Mentre il dibattito politico e
giornalistico seguito alla morte di Genny Cesarano si concentra sulle frasi
relative alla “camorra nel DNA napoletano” attribuite alla Presidente
dell’Antimafia Rosy Bindi, in Rete impazza la discussione su un servizio
giornalistico, andato in onda domenica scorsa sul TGLa7, che mette a confronto
le voci degli abitanti della Sanità e del Vomero, intervistati su vivibilità e
camorra nei rispettivi quartieri. Nell’evidenziare le differenze di costume e di
civiltà tra il “napoletano di giù” e il vomerese, il contributo dell’inviata si
chiude con le parole di una giovane studentessa, che, forse influenzata dai
muri anti-migranti eretti nell’Ungheria di Orban, invita i suoi coetanei del
Rione Traiano a studiare nel loro quartiere, così come lei ha fatto nel suo
Vomero.
Sono stati immediati, difatti, la
diffusione virale del video su Facebook e i relativi commenti, con i distinguo
delle giovani vomeresi che hanno trovato persino l’amore giùNapoli, le esperienze
delle trentenni di Soccavo e Pianura che, grazie ad una prossimità geografica
esasperata dall’abusivismo edilizio, hanno potuto saggiare l’ambiente vomerese
durante i loro studi superiori, i soliti silenzi delle lucky ladies e dei professionisti di Chiaia e Posillipo, le boutade digitali dei creativi di Melito, nuovo epicentro nazionale
della produzione di web series.
La serie di polemiche scatenate
dal video diventa un caso di studio esemplare per comprendere come funziona il
dibattito pubblico sul più noto fra i social networks. Accade infatti sempre
più spesso che un contenuto prodotto nell’ambito del medium televisivo,
estrapolato a prescindere dal suo contesto e dal suo palinsesto di riferimento,
trovi nuova vita grazie alla condivisione sui nostri diari, distaccandosi dal flusso televisivo in cui era stato imprigionato
ai tempi di Raymond Williams, nei lontani anni ’70, e diventando, secondo la
definizione dello studioso di “cultura convergente” Henry Jenkins, spreadable, in grado ovvero di “spalmarsi”
su altri dispositivi mediali (smartphone,
tablet), e da lì su servizi e
piattaforme applicative per le comunicazioni interpersonali. I relativi
commenti generano dibattiti che ricadono spesso nell’hate speech, ovvero in quel tipo di discorso, carico di rabbia e
frustrazione, che incita all’odio nei confronti di categorie “altre”, e che non
produce alcun arricchimento della sfera pubblica, sempre più dominata da folle
polarizzate (come i ricercatori del Pew Research Center hanno definito i gruppi
di simpatizzanti politici che si confrontano sui social networks), e da singoli
individui, spinti a non esporre troppo, online
come offline, le loro opinioni su
fatti sociali e politici, tanto da far rispolverare a molti studiosi la teoria
della spirale del silenzio, immagine
dietro cui si cela un’inquietante concezione “integrativa” dell’opinione
pubblica, elaborata in Germania ai tempi del muro di Berlino.

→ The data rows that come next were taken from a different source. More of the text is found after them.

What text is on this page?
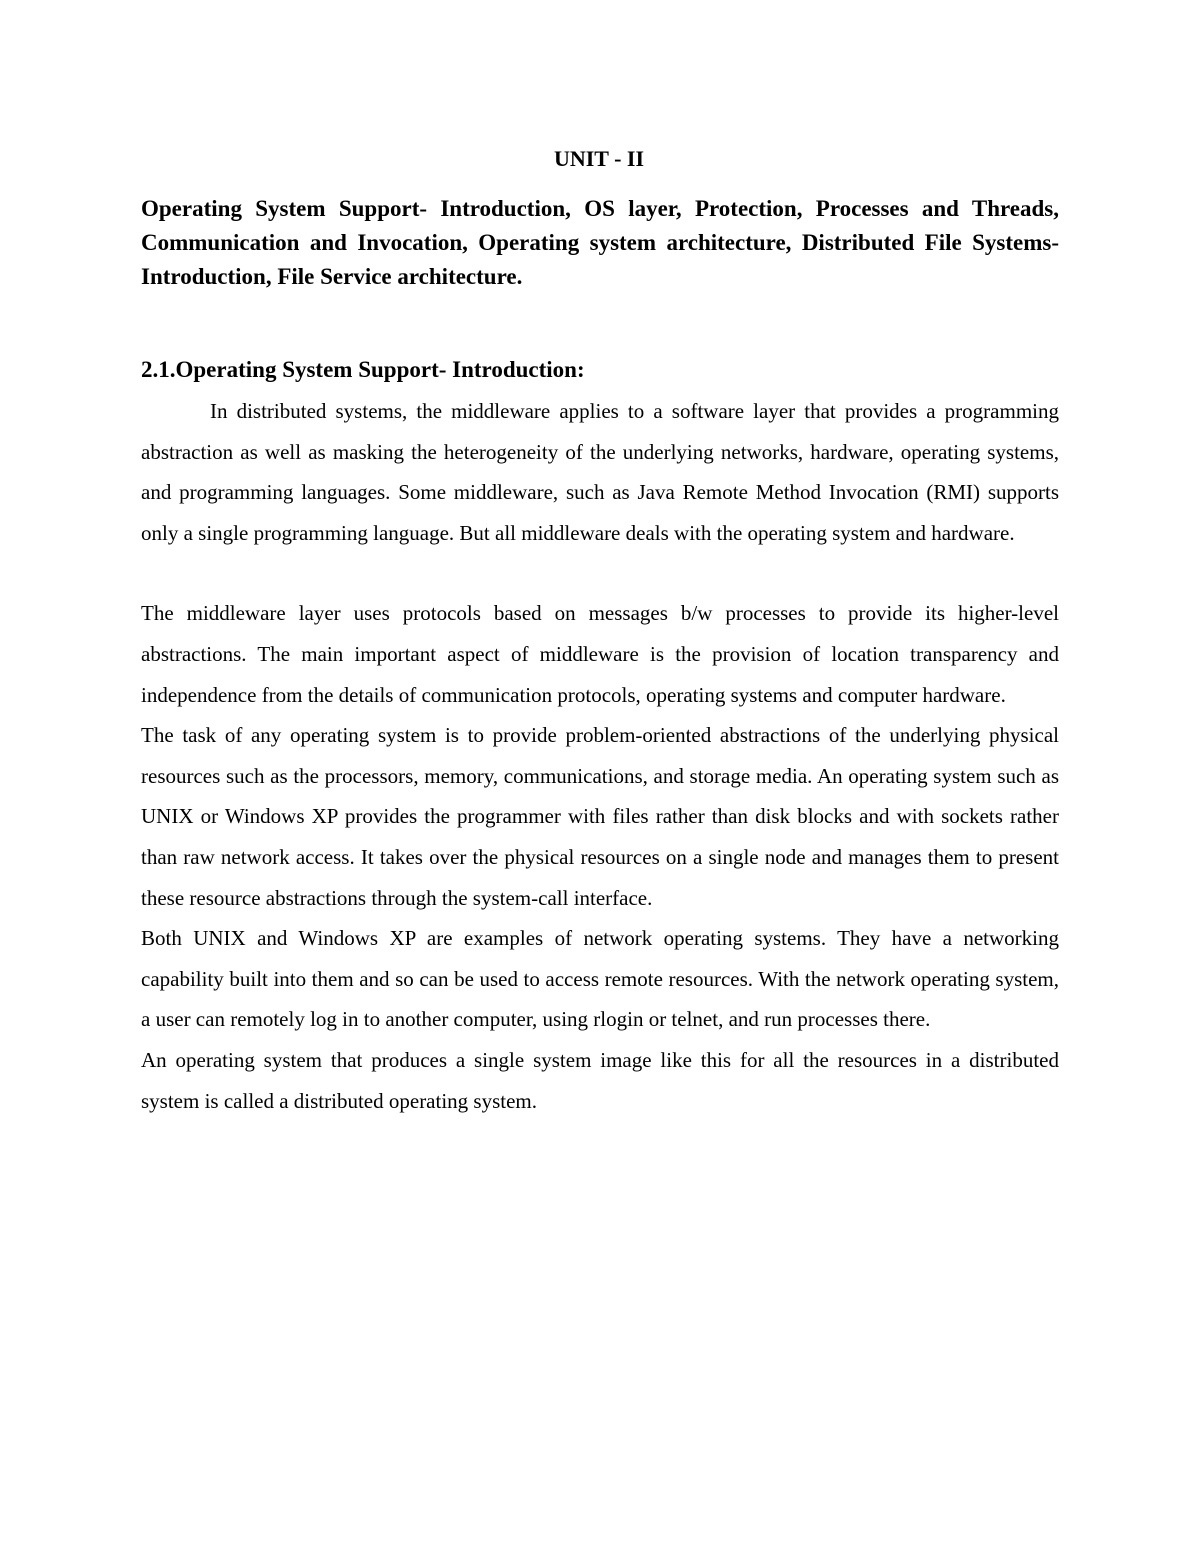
UNIT - II

Operating System Support- Introduction, OS layer, Protection, Processes and Threads, Communication and Invocation, Operating system architecture, Distributed File Systems-Introduction, File Service architecture.

2.1.Operating System Support- Introduction:

In distributed systems, the middleware applies to a software layer that provides a programming abstraction as well as masking the heterogeneity of the underlying networks, hardware, operating systems, and programming languages. Some middleware, such as Java Remote Method Invocation (RMI) supports only a single programming language. But all middleware deals with the operating system and hardware.

The middleware layer uses protocols based on messages b/w processes to provide its higher-level abstractions. The main important aspect of middleware is the provision of location transparency and independence from the details of communication protocols, operating systems and computer hardware.

The task of any operating system is to provide problem-oriented abstractions of the underlying physical resources such as the processors, memory, communications, and storage media. An operating system such as UNIX or Windows XP provides the programmer with files rather than disk blocks and with sockets rather than raw network access. It takes over the physical resources on a single node and manages them to present these resource abstractions through the system-call interface.

Both UNIX and Windows XP are examples of network operating systems. They have a networking capability built into them and so can be used to access remote resources. With the network operating system, a user can remotely log in to another computer, using rlogin or telnet, and run processes there.

An operating system that produces a single system image like this for all the resources in a distributed system is called a distributed operating system.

Non manca ovviamente una giusta
dose di ironia che, come sottolinea la sociologa Sara Bentivegna, caratterizza sempre
più il discorso pubblico online, con il Royal Baby George, già protagonista
della fortunata pagina Facebook “Baby George vi disprezza”, che ricorda a tutti
di essere nato proprio al Vomero!
Se l’ironia rimane una benefica
ancora di salvezza, non si può non concludere che una Rete che divide e
contribuisce a riprodurre le enclosures
del latifondismo inglese, recinti non più di terreni, ma di idee e opinioni
destinate a non confrontarsi mai, è quella meno adatta ad affrontare le
profonde sfide umane e sociali di un Mezzogiorno alle prese con l’arrivo dei
migranti e lo spreco e la fuga dei suoi migliori cervelli (rispettivamente brain waste e brain drain): anche su questo dovranno concentrarsi le azioni
(magari sinergiche) dei governi nazionali e locali, delle istituzioni culturali
e scolastiche che da essi dipendono, e delle formazioni sociali (partiti,
associazioni, comunità professionali) da cui i nativi digitali sempre più
rifuggono.
L'articolo è stato pubblicato con il titolo "I dibattiti da evitare sulla rete" sul Corriere del Mezzogiorno - edizione del 22 settembre 2015.